Adventure Racing is one of the extreme sports that we blog about regularly, and it is best to remember that it is an extreme sport – witness the tragic death of 3 participants in the Raid du Mercantour last weekend, 21st June.
Adventure Racing is an example of how the mixture of terrain and weather conditions can catch out even the most experienced of runners and trekkers.
When I first started writing about Adventure Racing, the first thing that crossed my mind was that, whilst physically and mentally challenging, a long hike through difficult and varying terrain was a bit ‘tame’.
I apologise profusely to all Adventure Racers – and hasten to add that that thought lasted less than 10 minutes as my research broadened.
Since then I have been impressed and amazed at the antics that the sportsmen (and women) get up to, and think that, as an extreme sport, it is probably one of the best.
Don’t shoot me down in flames if you don’t agree… but Adventure Racing is quite something.
For those of you who are not too sure what Adventure Racing is all about, it’s a combination of two or more disciplines, including orienteering (if an orienting map is used) and/or navigation (when non-orienteering maps are used), cross-country running, mountain biking, paddling and climbing and related rope skills. An expedition event can span ten days or more while sprints can be completed in a matter of hours. There is typically no dark period during races, irrespective of length; competitors must choose if or when to rest.
You need to be superfit. You need to have a team you know well and trust. You need to have mental and physical stamina. And you need to know how to do all the above disciplines … and more.
It’s many sports all rolled into one…
The first official Adventure Race was “The Raid Gauloises”, held in New Zealand in 1989, and consisted of 400 miles of mountaineering, horseback riding, kayaking, canoeing and rafting over a two week period. The first U.S. race was the Eco Challenge, held in Utah in 1995.
Adventure Racing has become so popular that it has even had a TV series made in its honour – the Odyssey series (trainingsept ):
So why do it? Well, it has been said that Adventure Racing is one’s own personal road to self-discovery as it allows an individual to find his or her limits and push through them because the ‘Race’ often takes participants out of their comfort zone by challenging them with unfamiliar surroundings, often while sleep deprived and physically exhausted.
Anyone can become an Adventure Racer. It’s an easy crossover for cyclist, runners and water sport enthusiasts. Many former tri-athletes, marathon and ultra-marathon competitors looking to add more spice to their chosen fields have taken it up. Some sportsmen found themselves suffering recurring injuries in their sport and so turned to Adventure Racing as an alternative.

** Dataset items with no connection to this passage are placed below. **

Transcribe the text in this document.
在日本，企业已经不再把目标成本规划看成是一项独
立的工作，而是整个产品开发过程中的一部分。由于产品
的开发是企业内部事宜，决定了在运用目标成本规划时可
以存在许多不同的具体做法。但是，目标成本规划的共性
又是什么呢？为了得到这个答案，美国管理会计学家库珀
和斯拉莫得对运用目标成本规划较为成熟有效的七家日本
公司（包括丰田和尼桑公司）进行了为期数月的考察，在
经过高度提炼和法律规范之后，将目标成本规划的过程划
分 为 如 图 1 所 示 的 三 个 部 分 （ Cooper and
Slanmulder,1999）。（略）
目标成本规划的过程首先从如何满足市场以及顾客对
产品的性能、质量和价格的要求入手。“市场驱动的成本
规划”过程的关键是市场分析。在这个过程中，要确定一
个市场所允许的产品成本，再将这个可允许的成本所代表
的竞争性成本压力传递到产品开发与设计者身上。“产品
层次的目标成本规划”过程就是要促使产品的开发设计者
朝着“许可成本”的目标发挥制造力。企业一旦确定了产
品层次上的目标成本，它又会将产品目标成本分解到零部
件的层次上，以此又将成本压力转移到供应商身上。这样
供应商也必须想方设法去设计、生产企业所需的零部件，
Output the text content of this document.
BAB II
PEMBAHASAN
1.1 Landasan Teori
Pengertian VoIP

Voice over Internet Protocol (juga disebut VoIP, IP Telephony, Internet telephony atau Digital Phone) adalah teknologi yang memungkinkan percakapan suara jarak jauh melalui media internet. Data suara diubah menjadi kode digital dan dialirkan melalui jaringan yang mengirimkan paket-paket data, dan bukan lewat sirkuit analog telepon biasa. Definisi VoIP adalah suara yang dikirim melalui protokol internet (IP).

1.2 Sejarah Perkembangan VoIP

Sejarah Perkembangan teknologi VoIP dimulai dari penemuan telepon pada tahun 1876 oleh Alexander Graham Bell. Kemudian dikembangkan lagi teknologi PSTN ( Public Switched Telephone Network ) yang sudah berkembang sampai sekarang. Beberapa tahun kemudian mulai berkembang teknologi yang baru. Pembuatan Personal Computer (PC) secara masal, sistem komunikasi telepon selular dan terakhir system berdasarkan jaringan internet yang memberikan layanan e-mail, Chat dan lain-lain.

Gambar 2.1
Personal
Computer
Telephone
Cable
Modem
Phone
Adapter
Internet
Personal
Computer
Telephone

Aging athletes, on the other hand, discovered that while they can no longer keep up with 20-somethings in a foot race, in a 24+ hour races, they have some competitive advantages!
As with ALL sports, accidents and tragedies DO happen.
This is the RAID season in France and there are many keen participants.
“I’m used to hiking in mountains since I’m a kid, doing a lot of alpinism, skiing, climbing…I’ve discovered adventure racing about 10 years ago and I love it!” says Carine Porret.
“I like adventure racing because I’m a racer, I like the spirit and the race parties!….” says Franck Salgues
“I’m Brasilian living in Miramas,France,in a beautiful winery,I travelled the world for the past 7 years to compete in diferents AR,” says Karina Bacha.
I could give you hundreds of quotes.
“I was born with a compass in the hand! I participate in a lots of orienteering competitions with all my family…my three daughters and my wife are like me: addicted to!….” says Michel Denaix.
But I won’t!
As I said above, this is the Grand Raid season in France, but on Sunday in the Grand Raid du Mercantour in the South of France about 80kms north of Nice, the region suffered adverse weather conditions and three runners died under tragic circumstances. It was the ‘running stage’ of the race and had already been reduced from 100kms to 80 because of the abundance of snow still around. The alarm was raised as a number of competitors had not returned by the 6pm cut-off time, and emergency services were scrambled in an attempt to locate the missing people. All 3 were in their 50’s and it is suspected that they died of hypothermia and hypoglycaemia. Our sympathies go out to their families.